Paired with Hexamail for eMail is pretty secure with a lot of logging options for both programs.
I'm not going to get in the argument about too much monitoring vs trusting etc. When the stupid laws say that I, as an IT Admin, can go to jail if I let some perv in Sales gets away with distributing naked pics of his teenage step-daughter, damn straight I'm going to find the best way to protect myself and the company.
After it was set up, I spend less than an hour a week admin time.
Sometimes, just knowing that there is a ton of logging going on, employees are almost too scared to try to pull anything, which takes a whole level of complexity out of my day to day work. Exceptions are made for World events, news stories, March Madness, etc so people don't feel oppressed. It's been 7 years since there has been a single employee that has made a conscious effort to search for porn. 7 years. (sure there are pop ups on certain legit sites that the advert infected the machine, but that's bound to happen sometimes.)
I understand how a locked down Internet makes it difficult to get work done, which is why there are a lot of things we don't block. Make no mistake, we are logging every bit of it.
Wow. I wonder if that is actually the longest summary ever posted to /.
if you are looking to record facebook conversations and much more you could do it from the network but that is inefficient.

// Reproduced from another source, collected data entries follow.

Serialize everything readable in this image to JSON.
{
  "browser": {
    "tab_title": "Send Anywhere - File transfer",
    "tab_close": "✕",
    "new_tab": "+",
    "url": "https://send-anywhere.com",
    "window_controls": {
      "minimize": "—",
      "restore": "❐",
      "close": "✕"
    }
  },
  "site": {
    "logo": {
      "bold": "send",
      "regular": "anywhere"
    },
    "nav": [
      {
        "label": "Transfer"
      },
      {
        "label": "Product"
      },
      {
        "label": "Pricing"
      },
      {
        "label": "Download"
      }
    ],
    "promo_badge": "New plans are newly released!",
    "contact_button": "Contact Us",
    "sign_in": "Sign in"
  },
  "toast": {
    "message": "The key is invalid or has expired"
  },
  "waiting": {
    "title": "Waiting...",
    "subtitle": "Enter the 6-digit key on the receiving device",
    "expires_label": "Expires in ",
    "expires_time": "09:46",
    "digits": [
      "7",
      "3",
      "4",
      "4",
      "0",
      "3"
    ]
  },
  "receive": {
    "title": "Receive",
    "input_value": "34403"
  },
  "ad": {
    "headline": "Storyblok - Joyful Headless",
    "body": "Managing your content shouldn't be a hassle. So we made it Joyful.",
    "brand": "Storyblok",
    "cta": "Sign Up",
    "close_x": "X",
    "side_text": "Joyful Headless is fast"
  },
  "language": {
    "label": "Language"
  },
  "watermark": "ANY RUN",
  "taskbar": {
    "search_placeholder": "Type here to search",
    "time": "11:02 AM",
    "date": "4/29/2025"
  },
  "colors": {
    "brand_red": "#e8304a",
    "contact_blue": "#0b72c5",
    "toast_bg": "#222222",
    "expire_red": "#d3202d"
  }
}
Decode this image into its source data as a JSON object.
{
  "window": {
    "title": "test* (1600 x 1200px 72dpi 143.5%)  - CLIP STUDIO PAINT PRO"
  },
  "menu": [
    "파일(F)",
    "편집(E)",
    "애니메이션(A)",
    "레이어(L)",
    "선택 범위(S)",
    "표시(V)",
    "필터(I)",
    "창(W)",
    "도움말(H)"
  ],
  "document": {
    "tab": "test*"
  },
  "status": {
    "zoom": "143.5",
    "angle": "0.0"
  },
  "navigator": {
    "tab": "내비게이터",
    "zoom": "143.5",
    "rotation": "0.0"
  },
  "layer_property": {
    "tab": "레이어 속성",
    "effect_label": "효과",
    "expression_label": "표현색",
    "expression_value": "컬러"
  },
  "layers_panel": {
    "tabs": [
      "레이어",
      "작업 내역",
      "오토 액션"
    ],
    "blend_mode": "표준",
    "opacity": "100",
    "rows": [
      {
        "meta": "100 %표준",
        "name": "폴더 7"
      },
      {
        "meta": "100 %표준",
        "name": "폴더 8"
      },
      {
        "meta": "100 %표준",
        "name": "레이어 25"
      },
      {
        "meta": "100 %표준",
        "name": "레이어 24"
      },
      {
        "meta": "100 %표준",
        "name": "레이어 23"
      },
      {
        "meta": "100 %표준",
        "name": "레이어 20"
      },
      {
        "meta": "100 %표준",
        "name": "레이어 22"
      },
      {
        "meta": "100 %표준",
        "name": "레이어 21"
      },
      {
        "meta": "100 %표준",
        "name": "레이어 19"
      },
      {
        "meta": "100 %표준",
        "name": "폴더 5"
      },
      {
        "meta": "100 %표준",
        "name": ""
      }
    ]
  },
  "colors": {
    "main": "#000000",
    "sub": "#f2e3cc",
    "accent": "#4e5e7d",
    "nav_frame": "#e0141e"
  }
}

just use a product called refog it will record key strokes, passwords, take screenshots, and then upload them to an FTP site of y our choice.
there is even a mobile version http://www.refog.com/phone-spy/
this is a simple project and should remain simple
And to be more specific, it's a home network with a cable connection. (I obviously can't be too specific due to his need for anonymity to avoid 'alarming' his family to his clandestine monitoring intentions). He does reasonable cause for suspecting something is going on and just needs to have information available to aid him in making decisions about some unusual behavior.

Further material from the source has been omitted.